Over the years, Kasich's tone has changed dramatically, as he’s worked to accomplish his goals and create a national persona as a Trump critic and a promoter of bipartisan compromise.

Kasich launched his campaign in his adopted hometown of Westerville[1] in June 2009 with this message: “We march over time to destroy that income tax that has sucked the vitality out of this state.”

Coming into his first election for governor, Kasich was confident, brash and apparently irritated – as evident in this interview[2] after a speech in Findlay in October 2010.

“I wouldn’t presume to guess my economic program, ok? You’ll know about it when I put it out.”

A few weeks later, he won, but his start was rocky.

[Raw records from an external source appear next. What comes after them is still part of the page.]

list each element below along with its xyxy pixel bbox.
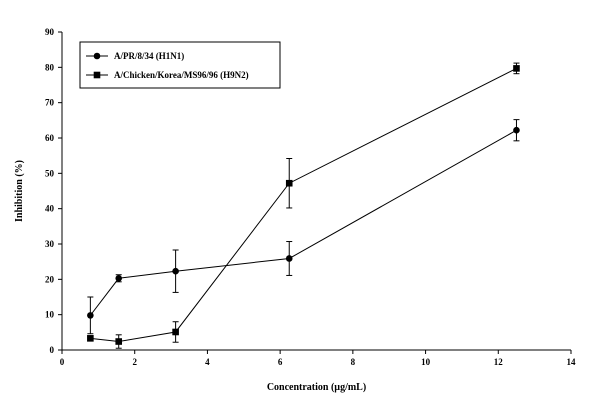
y-tick-label: 90 (45, 27, 55, 37)
data-point (87, 312, 94, 319)
data-point (172, 267, 179, 275)
y-tick-label: 40 (45, 204, 55, 214)
axes: 0 10 20 30 40 50 60 70 80 90 0 2 4 6 8 10 12 14 (45, 27, 576, 367)
x-tick-label: 8 (351, 357, 356, 367)
y-tick-label: 80 (45, 62, 55, 72)
x-tick-label: 0 (60, 357, 65, 367)
legend-item-2: A/Chicken/Korea/MS96/96 (H9N2) (86, 70, 249, 80)
series-1 (87, 119, 520, 335)
x-tick-label: 10 (421, 357, 431, 367)
data-point (87, 335, 94, 342)
legend-item-1: A/PR/8/34 (H1N1) (86, 51, 184, 61)
y-tick-label: 20 (45, 274, 55, 284)
y-tick-label: 70 (45, 98, 55, 108)
y-tick-label: 10 (45, 310, 55, 320)
series-line (89, 129, 517, 316)
legend-marker (93, 71, 101, 79)
data-point (115, 274, 123, 282)
data-point (513, 126, 520, 134)
data-point (115, 338, 123, 345)
legend-label: A/Chicken/Korea/MS96/96 (H9N2) (114, 70, 249, 80)
x-tick-label: 2 (132, 357, 137, 367)
x-tick-label: 12 (494, 357, 504, 367)
data-point (285, 255, 293, 262)
series-line (90, 67, 517, 343)
x-tick-label: 14 (567, 357, 577, 367)
data-point (285, 179, 293, 187)
x-axis-title: Concentration (µg/mL) (267, 382, 366, 393)
series-layer (87, 62, 520, 349)
legend: A/PR/8/34 (H1N1) A/Chicken/Korea/MS96/96 … (79, 41, 281, 89)
legend-box (79, 41, 281, 89)
x-tick-label: 6 (278, 357, 283, 367)
legend-marker (93, 52, 101, 60)
legend-label: A/PR/8/34 (H1N1) (114, 51, 184, 61)
y-tick-label: 0 (50, 345, 55, 355)
data-point (172, 328, 179, 336)
y-tick-label: 60 (45, 133, 55, 143)
x-tick-label: 4 (205, 357, 210, 367)
data-point (513, 65, 520, 72)
y-axis-title: Inhibition (%) (14, 160, 25, 222)
y-tick-label: 30 (45, 239, 55, 249)
y-tick-label: 50 (45, 168, 55, 178)
series-2 (87, 62, 520, 349)
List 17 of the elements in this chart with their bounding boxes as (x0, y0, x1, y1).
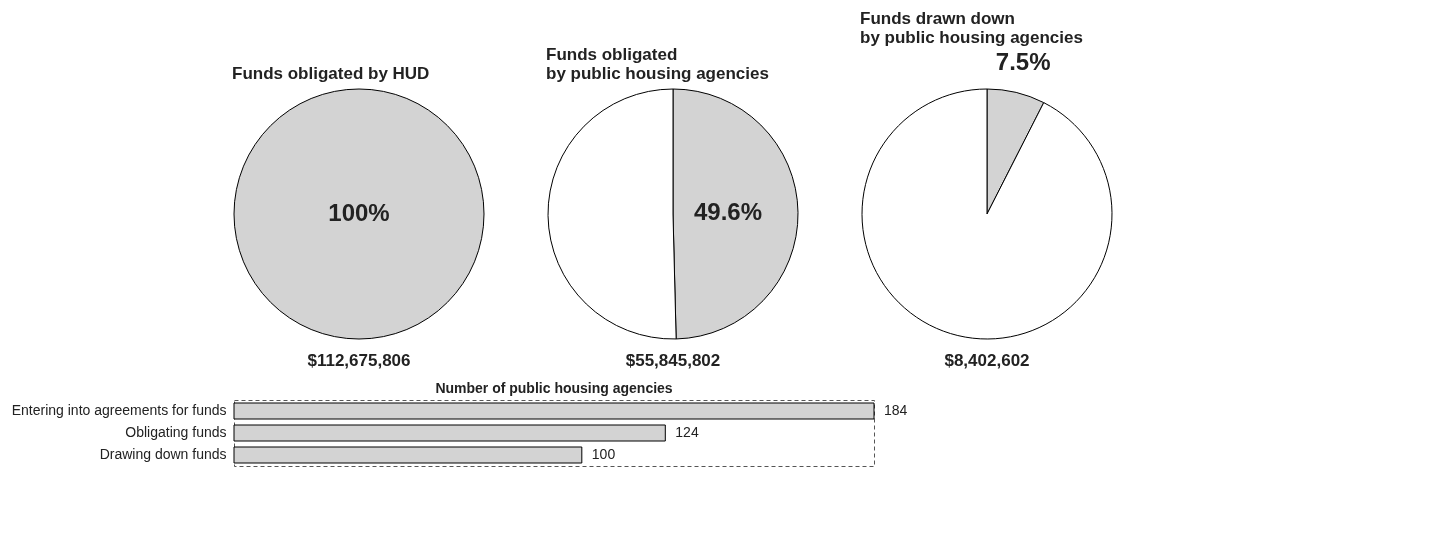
y-tick-label: Entering into agreements for funds (11, 402, 227, 418)
data-label: 100 (591, 446, 616, 462)
chart-title: Number of public housing agencies (435, 380, 673, 396)
text: $112,675,806 (307, 351, 411, 370)
pie-slice (861, 88, 1113, 340)
chart-title: Funds obligated by public housing agencies (546, 45, 769, 83)
y-tick-label: Drawing down funds (99, 446, 227, 462)
chart-title: Funds obligated by HUD (232, 64, 430, 83)
text: $8,402,602 (944, 351, 1030, 370)
data-label: 7.5% (995, 48, 1051, 76)
chart-title: Funds drawn down by public housing agencies (860, 9, 1083, 48)
data-label: 124 (675, 424, 699, 440)
text: $55,845,802 (625, 351, 721, 370)
data-label: 49.6% (693, 198, 763, 226)
y-tick-label: Obligating funds (125, 424, 227, 440)
data-label: 184 (884, 402, 908, 418)
data-label: 100% (328, 199, 390, 226)
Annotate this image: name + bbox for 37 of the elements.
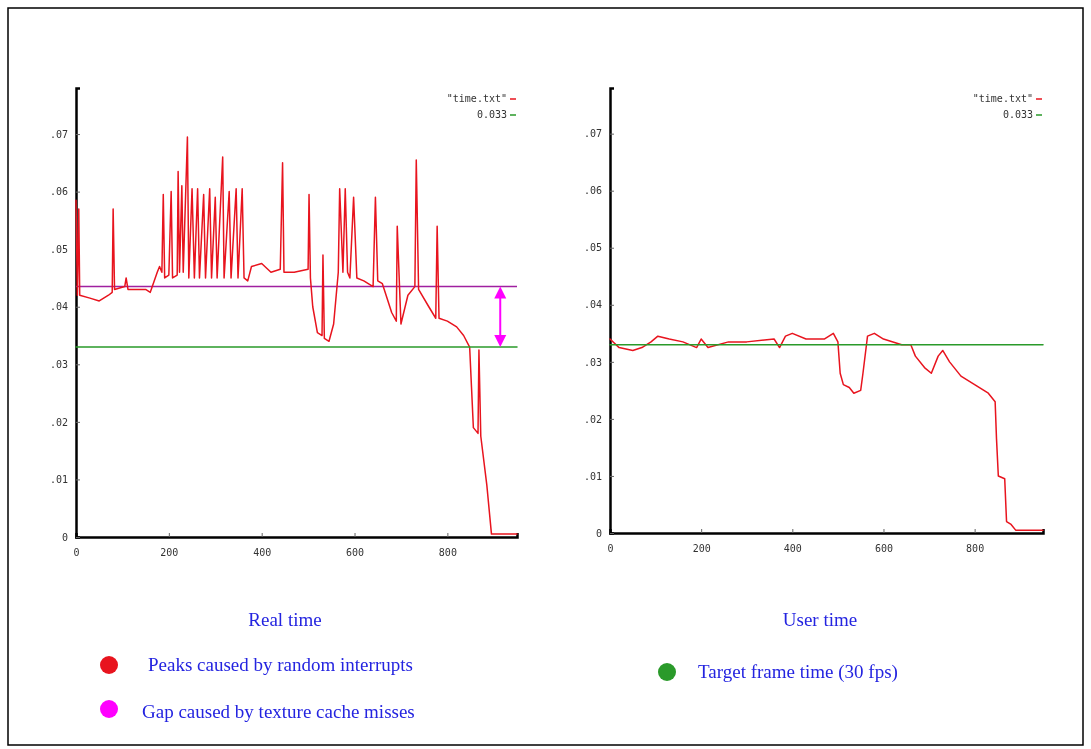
x-tick-label: 800	[966, 543, 985, 555]
y-tick-label: 0	[595, 527, 602, 539]
x-axis-title: Real time	[248, 609, 322, 630]
y-tick-label: .04	[49, 301, 68, 313]
y-tick-label: .02	[583, 413, 602, 425]
y-tick-label: .03	[49, 359, 68, 371]
y-tick-label: .02	[49, 416, 68, 428]
y-tick-label: .06	[49, 186, 68, 198]
x-tick-label: 600	[346, 547, 365, 559]
y-tick-label: .04	[583, 299, 602, 311]
text: Peaks caused by random interrupts	[148, 654, 413, 675]
y-tick-label: .03	[583, 356, 602, 368]
y-tick-label: .01	[583, 470, 602, 482]
x-tick-label: 0	[73, 547, 80, 559]
x-tick-label: 400	[783, 543, 802, 555]
y-tick-label: .07	[583, 128, 602, 140]
x-axis-title: User time	[782, 609, 858, 630]
x-tick-label: 800	[438, 547, 457, 559]
line-series	[75, 136, 518, 535]
y-tick-label: 0	[61, 531, 68, 543]
y-tick-label: .05	[583, 242, 602, 254]
y-tick-label: .07	[49, 128, 68, 140]
y-tick-label: .06	[583, 185, 602, 197]
y-tick-label: .01	[49, 474, 68, 486]
y-tick-label: .05	[49, 243, 68, 255]
x-tick-label: 600	[874, 543, 893, 555]
x-tick-label: 0	[607, 543, 614, 555]
text: Target frame time (30 fps)	[698, 661, 898, 683]
legend-label: 0.033	[476, 109, 507, 120]
text: Gap caused by texture cache misses	[142, 701, 415, 722]
legend-label: "time.txt"	[972, 93, 1033, 104]
legend-label: 0.033	[1002, 109, 1033, 120]
line-series	[609, 332, 1044, 531]
x-tick-label: 200	[160, 547, 179, 559]
x-tick-label: 400	[253, 547, 272, 559]
legend-label: "time.txt"	[446, 93, 507, 104]
x-tick-label: 200	[692, 543, 711, 555]
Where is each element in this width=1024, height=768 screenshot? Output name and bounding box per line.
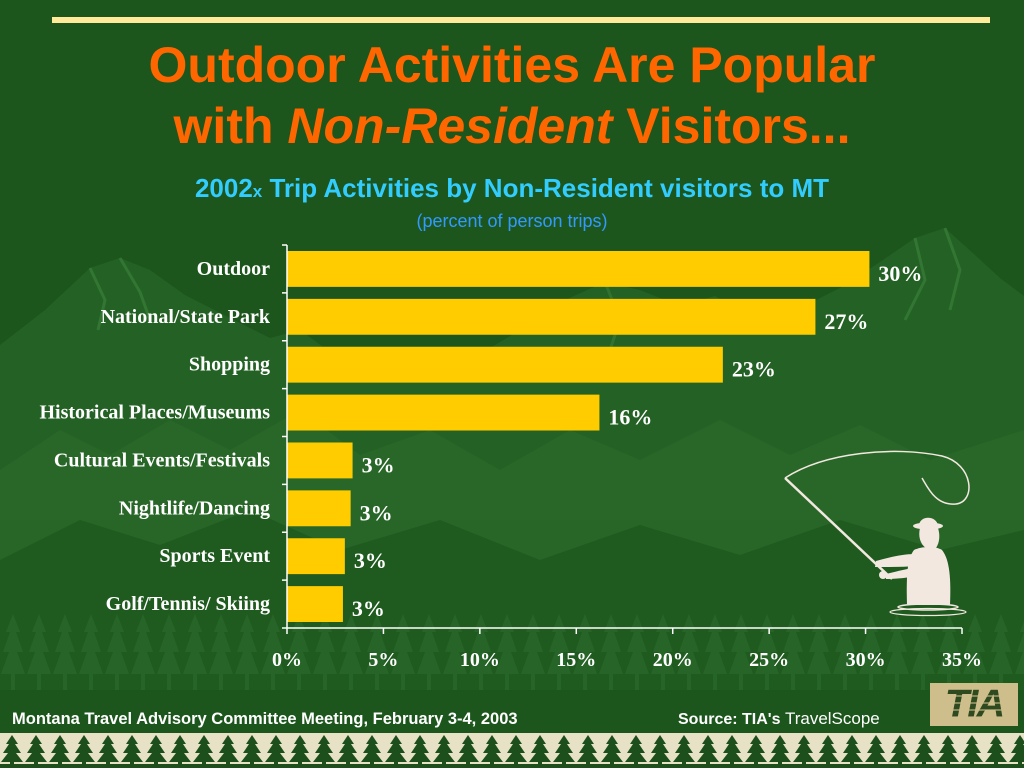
tia-logo: TIA (930, 683, 1018, 726)
category-label: Shopping (189, 354, 270, 376)
data-label: 27% (824, 309, 868, 334)
category-label: Cultural Events/Festivals (54, 449, 270, 471)
category-label: Nightlife/Dancing (119, 497, 270, 519)
category-label: Sports Event (159, 545, 270, 567)
bar-nightlife-dancing (287, 490, 351, 527)
fly-fisherman-icon (784, 450, 970, 617)
top-rule (52, 17, 990, 23)
x-tick-label: 15% (556, 649, 596, 671)
chart-title-year: 2002 (194, 173, 253, 203)
bar-shopping (287, 346, 723, 383)
category-label: Outdoor (197, 258, 270, 280)
title-line-2: with Non-Resident Visitors... (0, 96, 1024, 157)
tree-border (0, 733, 1024, 768)
title-line-1: Outdoor Activities Are Popular (148, 37, 876, 93)
tia-logo-text: TIA (944, 683, 1005, 726)
chart-title-text: Trip Activities by Non-Resident visitors… (262, 173, 830, 203)
title-line-2-prefix: with (173, 98, 288, 154)
data-label: 30% (878, 261, 922, 286)
bar-golf-tennis-skiing (287, 586, 343, 622)
x-tick-label: 20% (653, 649, 693, 671)
footer-meeting-text: Montana Travel Advisory Committee Meetin… (12, 710, 518, 728)
data-label: 16% (608, 405, 652, 430)
x-tick-label: 25% (749, 649, 789, 671)
bar-historical-places-museums (287, 394, 600, 431)
data-label: 23% (732, 357, 776, 382)
chart-title: 2002x Trip Activities by Non-Resident vi… (0, 173, 1024, 207)
bar-cultural-events-festivals (287, 442, 353, 479)
bar-national-state-park (287, 298, 816, 335)
x-tick-label: 5% (368, 649, 398, 671)
category-label: Golf/Tennis/ Skiing (106, 593, 270, 615)
category-label: National/State Park (101, 306, 271, 328)
data-label: 3% (354, 548, 387, 573)
source-credit: Source: TIA's TravelScope (678, 709, 880, 730)
title-emphasis: Non-Resident (287, 98, 613, 154)
chart-title-marker: x (252, 182, 263, 201)
bar-sports-event (287, 538, 345, 575)
title-line-2-suffix: Visitors... (612, 98, 851, 154)
source-name: TravelScope (784, 709, 880, 728)
x-tick-label: 10% (460, 649, 500, 671)
data-label: 3% (362, 452, 395, 477)
chart-note: (percent of person trips) (416, 211, 608, 231)
source-label: Source: TIA's (678, 711, 781, 728)
x-tick-label: 35% (942, 649, 982, 671)
x-tick-label: 0% (272, 649, 302, 671)
x-tick-label: 30% (846, 649, 886, 671)
data-label: 3% (352, 596, 385, 621)
slide-title: Outdoor Activities Are Popular with Non-… (0, 35, 1024, 157)
category-label: Historical Places/Museums (39, 402, 270, 424)
bar-outdoor (287, 251, 870, 287)
data-label: 3% (360, 500, 393, 525)
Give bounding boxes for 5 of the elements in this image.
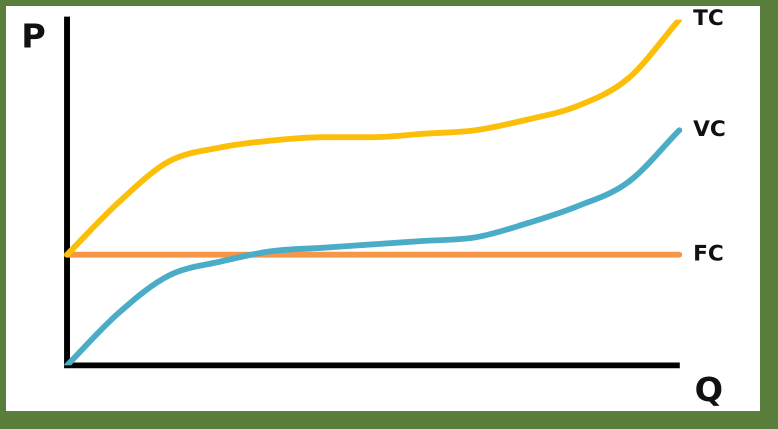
- y-axis-title: P: [21, 16, 46, 56]
- series-label: TC: [693, 6, 724, 32]
- series-label: FC: [693, 241, 724, 266]
- series-label: VC: [693, 116, 726, 142]
- x-axis-title: Q: [694, 370, 724, 410]
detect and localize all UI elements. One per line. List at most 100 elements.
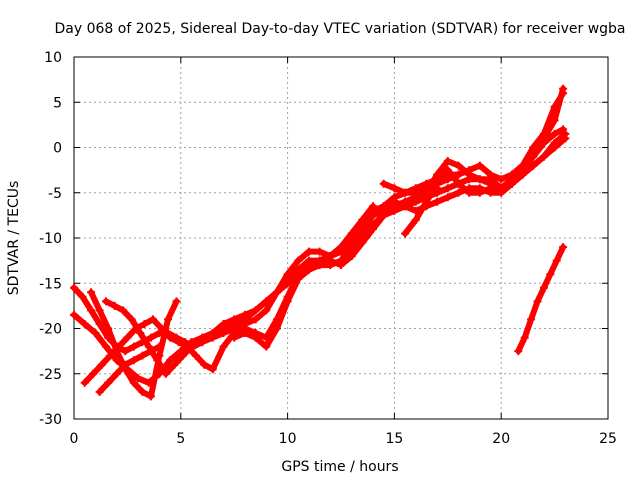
- data-point: [136, 329, 145, 337]
- y-tick-label: -25: [39, 367, 62, 383]
- series-track-10: [401, 89, 568, 238]
- data-point: [129, 342, 138, 351]
- data-point: [200, 360, 209, 369]
- data-point: [161, 369, 170, 378]
- data-point: [497, 175, 506, 184]
- series-track-11: [422, 125, 568, 197]
- data-point: [178, 351, 187, 360]
- data-point: [127, 315, 136, 324]
- data-point: [401, 188, 410, 197]
- x-tick-label: 0: [70, 431, 79, 447]
- data-point: [164, 315, 172, 324]
- data-point: [529, 152, 538, 161]
- y-tick-label: 0: [53, 141, 62, 157]
- data-point: [475, 175, 484, 184]
- data-point: [559, 89, 568, 98]
- data-point: [230, 324, 239, 333]
- data-point: [390, 184, 399, 193]
- x-tick-label: 15: [385, 431, 403, 447]
- data-point: [87, 288, 96, 297]
- data-point: [546, 270, 555, 279]
- data-point: [138, 351, 147, 360]
- data-point: [251, 315, 260, 324]
- data-point: [337, 243, 345, 252]
- data-point: [401, 229, 410, 238]
- series-track-4: [87, 288, 181, 401]
- data-point: [305, 256, 313, 265]
- data-point: [443, 193, 452, 202]
- x-tick-label: 25: [599, 431, 617, 447]
- data-point: [78, 292, 87, 301]
- data-point: [433, 197, 442, 206]
- y-tick-label: -20: [39, 322, 62, 338]
- data-point: [486, 184, 495, 193]
- data-point: [390, 206, 399, 215]
- data-point: [80, 378, 89, 387]
- data-point: [149, 315, 157, 324]
- data-point: [283, 279, 292, 288]
- data-point: [422, 197, 431, 206]
- data-point: [251, 306, 260, 315]
- data-point: [172, 297, 181, 306]
- data-point: [559, 243, 568, 252]
- data-point: [337, 256, 345, 265]
- data-point: [106, 351, 115, 360]
- data-point: [507, 179, 516, 188]
- data-point: [294, 274, 303, 283]
- data-point: [70, 310, 78, 319]
- data-point: [140, 320, 149, 328]
- data-point: [379, 202, 388, 211]
- data-point: [550, 129, 559, 138]
- data-point: [454, 179, 463, 188]
- data-point: [129, 378, 138, 387]
- data-point: [262, 306, 271, 315]
- data-point: [138, 387, 147, 396]
- data-point: [95, 387, 104, 396]
- data-point: [144, 342, 153, 351]
- y-tick-label: -5: [48, 186, 62, 202]
- data-point: [134, 374, 143, 383]
- data-point: [187, 342, 196, 351]
- data-point: [166, 333, 175, 342]
- data-point: [465, 170, 474, 179]
- data-point: [174, 338, 183, 347]
- data-point: [123, 333, 132, 342]
- data-point: [89, 369, 98, 378]
- data-point: [219, 329, 228, 337]
- data-point: [97, 360, 106, 369]
- x-tick-label: 20: [492, 431, 510, 447]
- data-point: [326, 252, 335, 261]
- tick-labels: 0 5 10 15 20 25 -30 -25 -20 -15 -10 -5 0 5 10: [39, 50, 617, 447]
- data-point: [121, 360, 130, 369]
- data-point: [230, 315, 239, 324]
- data-point: [497, 184, 506, 193]
- y-tick-label: -10: [39, 231, 62, 247]
- data-point: [166, 356, 175, 365]
- data-point: [443, 175, 452, 184]
- data-point: [475, 161, 484, 170]
- y-tick-label: -15: [39, 276, 62, 292]
- data-point: [347, 229, 356, 238]
- series-trace: [515, 244, 567, 355]
- data-point: [305, 265, 313, 274]
- series-track-12: [514, 243, 568, 356]
- data-point: [208, 333, 217, 342]
- data-point: [121, 347, 130, 356]
- data-point: [379, 211, 388, 220]
- data-point: [358, 234, 367, 242]
- x-tick-label: 5: [176, 431, 185, 447]
- data-point: [102, 297, 110, 306]
- data-point: [198, 338, 207, 347]
- y-tick-label: 10: [44, 50, 62, 66]
- data-point: [219, 342, 228, 351]
- data-point: [80, 320, 89, 328]
- data-point: [347, 247, 356, 256]
- data-point: [146, 392, 155, 401]
- data-point: [411, 197, 420, 206]
- series-track-6: [102, 170, 463, 378]
- data-series: [70, 84, 570, 401]
- data-point: [369, 220, 377, 229]
- data-point: [454, 161, 463, 170]
- data-point: [70, 283, 78, 292]
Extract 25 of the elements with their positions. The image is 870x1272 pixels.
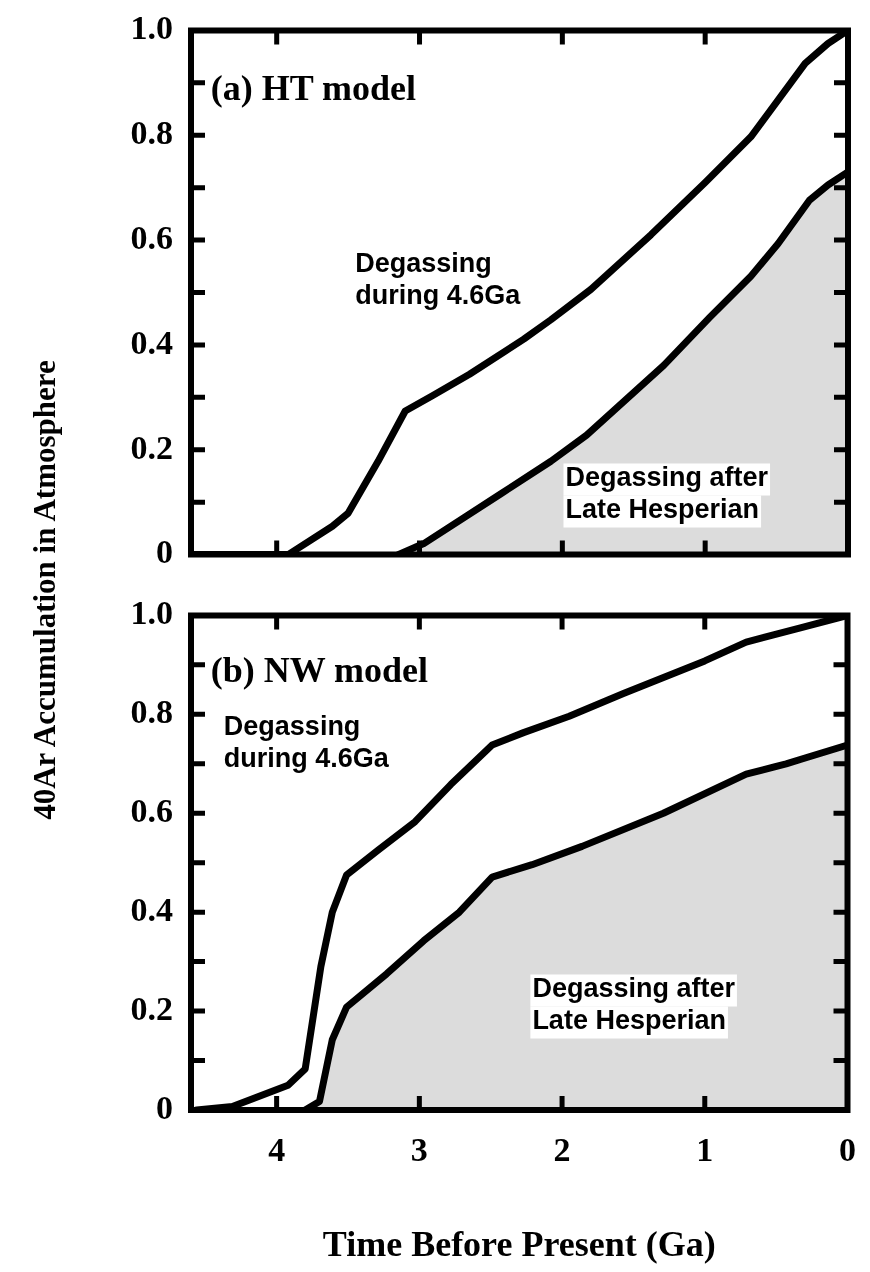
y-tick-label: 0.8 — [130, 114, 173, 152]
x-tick-label: 0 — [839, 1131, 856, 1169]
y-tick-label: 0.4 — [130, 323, 173, 361]
x-tick-label: 3 — [410, 1131, 428, 1169]
y-tick-label: 0.8 — [130, 693, 173, 731]
annotation: Degassing after Late Hesperian — [532, 973, 736, 1036]
y-tick-label: 0.6 — [130, 218, 173, 256]
y-tick-label: 0.4 — [130, 890, 173, 928]
x-tick-label: 1 — [696, 1131, 714, 1169]
x-tick-label: 4 — [268, 1131, 286, 1169]
y-tick-label: 0.2 — [130, 989, 173, 1027]
y-tick-label: 0.6 — [130, 792, 173, 830]
y-axis-title: 40Ar Accumulation in Atmosphere — [27, 360, 63, 820]
x-axis-title: Time Before Present (Ga) — [322, 1223, 716, 1264]
text: (b) NW model — [210, 650, 429, 691]
y-tick-label: 1.0 — [130, 9, 173, 47]
y-tick-label: 0.2 — [130, 428, 173, 466]
y-tick-label: 0 — [156, 1088, 173, 1126]
annotation: Degassing after Late Hesperian — [565, 462, 769, 525]
x-tick-label: 2 — [553, 1131, 571, 1169]
text: (a) HT model — [210, 68, 417, 109]
annotation: Degassing during 4.6Ga — [355, 247, 522, 310]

This audio from a talk with lobbyists came out a few days after he was elected: “Please leave the cynicism and the political maneuvering at the door. Cause we need you on the bus, and if you’re not on the bus, we will run over you with the bus. And I’m not kidding.”

Then a few weeks after he took office, there was this in a speech to EPA workers[3]: “You ever been stopped by a policeman who was an idiot?”

That, and Kasich’s comment that he was waiting for teachers’ unions to take out full page ads apologizing for what they said about him during the campaign, went over especially poorly when the Republican-dominated legislature passed Senate Bill 5. Kasich supported that public sector collective bargaining reform law that unions furiously and loudly fought, including during his State of the State speech in March 2011[4].